How to work with ratings and reviews
Google Assistant users can rate action and thereby affect their rating. Therefore, it is important to learn how to use the rating system to your advantage. It would seem that you just need to give the user a link to the page with your action and ask him to leave a review. But here there are some rules. For example, do not offer to evaluate the action in the first message: the user must understand what he puts the assessment. Wait until the application really performs some useful or interesting mission to the user, and only then offer to leave a review.
And it is better not to try to voice this request with your voice, using speech synthesis - you will only spend the time of the user. Moreover, he may not follow the link, but say “I bet five,” and this is not at all what you need in this case.

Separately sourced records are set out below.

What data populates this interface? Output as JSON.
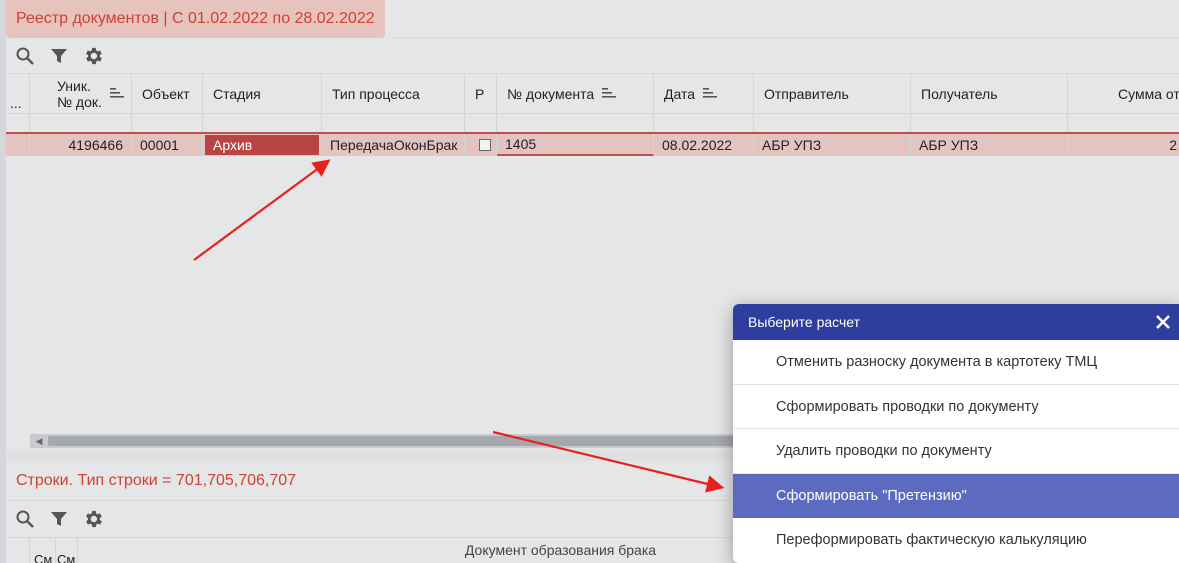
{
  "registry": {
    "title": "Реестр документов | С 01.02.2022 по 28.02.2022",
    "toolbar": {
      "search_icon": "search-icon",
      "filter_icon": "filter-icon",
      "settings_icon": "gear-icon"
    },
    "columns": {
      "expand": "...",
      "uniq": "Уник.\n№ док.",
      "object": "Объект",
      "stage": "Стадия",
      "process_type": "Тип процесса",
      "p": "Р",
      "doc_number": "№ документа",
      "date": "Дата",
      "sender": "Отправитель",
      "receiver": "Получатель",
      "sum": "Сумма от"
    },
    "rows": [
      {
        "uniq": "4196466",
        "object": "00001",
        "stage": "Архив",
        "process_type": "ПередачаОконБрак",
        "p_checked": false,
        "doc_number": "1405",
        "date": "08.02.2022",
        "sender": "АБР УПЗ",
        "receiver": "АБР УПЗ",
        "sum": "2"
      }
    ]
  },
  "rows_section": {
    "title": "Строки. Тип строки = 701,705,706,707",
    "columns": {
      "c1": "См",
      "c2": "См"
    },
    "group_header": "Документ образования брака"
  },
  "dialog": {
    "title": "Выберите расчет",
    "items": [
      {
        "label": "Отменить разноску документа в картотеку ТМЦ",
        "active": false
      },
      {
        "label": "Сформировать проводки по документу",
        "active": false
      },
      {
        "label": "Удалить проводки по документу",
        "active": false
      },
      {
        "label": "Сформировать \"Претензию\"",
        "active": true
      },
      {
        "label": "Переформировать фактическую калькуляцию",
        "active": false
      }
    ]
  },
  "colors": {
    "title_accent": "#d0422f",
    "stage_badge": "#b84542",
    "dialog_header": "#2f3e9e",
    "dialog_active": "#5c6bc0",
    "annotation_arrow": "#e8211d"
  }
}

In the game “Yes, my lord,” we display a link for feedback only after the user has played the next round. And while not voicing the request, but simply display a link to the screen and offer to play again. Once again, pay attention - offer this link, when the user is guaranteed to have received some benefit or pleasure. If you do it at the wrong time, when the action is not understood or slowed down, you can get a negative feedback.
In general, try our own action games “Yoga for the Eyes” , games “First or Second” and “Yes, my lord” created in Aimylogic (and soon there will be transactions in it, and it will be easier for my lord to save his power and wealth!). And recently, we released the first voice quest for Google Assistant “World of Lovecraft” - an interactive drama in the mystical style of “Call of Cthulhu”, where scenes are voiced by professional actors, the plot can be controlled by voice and it also make in-game payments. This action has been developed on the Just AI Conversational Platform, a professional enterprise solution.
Three secrets of Google Assistant
Use of music. Of the voice assistants in Russian, only Google Assistant allows you to use music directly in the action script. The musical design sounds great in gaming action, and from the yoga to the music quite different sensations.
Payment options inside the action. For purchases inside the action (in-app purchasing) on ​​Google Assistant, the Google Play platform is used. Conditions for working with the platform for the creators of gaming action games are the same as for developers of mobile applications - 70% is deducted from each transaction to the developer.
Moderation To successfully pass moderation, an action must have a Personal Data Processing Policy. It should be placed on sites.google.com , specify the name of your action and email - the same as that of the developer in the developer console, and write that the application does not use user data. Moderation of an action without transactions lasts 2-3 days, but moderation of an application with embedded payments can take 4-6 weeks. Read more about the review procedure.
More life hacking, more case studies and instructive epic files are waiting for developers at the conference on conversational AI Conversations , which will be held on June 27-28 in St. Petersburg. Andrey Lipattsev, Strategic Partner Development Manager Google, will talk about international experience and Russian specifics of Google Assistant. And in Developers' Day, Tanya Lando, a leading Google linguist, will talk with participants about interactive corpus, signals and methodologies and how to choose them for their tasks; and the developers themselves will share their personal experience in creating voice applications for assistants - from the virtual secretary for Google Home to voice games and B2B action games that can work with the company's closed infrastructure.
And, by the way, on June 28, within the framework of the Google and Just AI conference, an open hackathon will be held for professional and novice developers - it will be possible to work on actions for the Assistant, experiment with spoken UX, speech synthesis and NLU tools and compete for cash prizes! Register - the number of places is limited!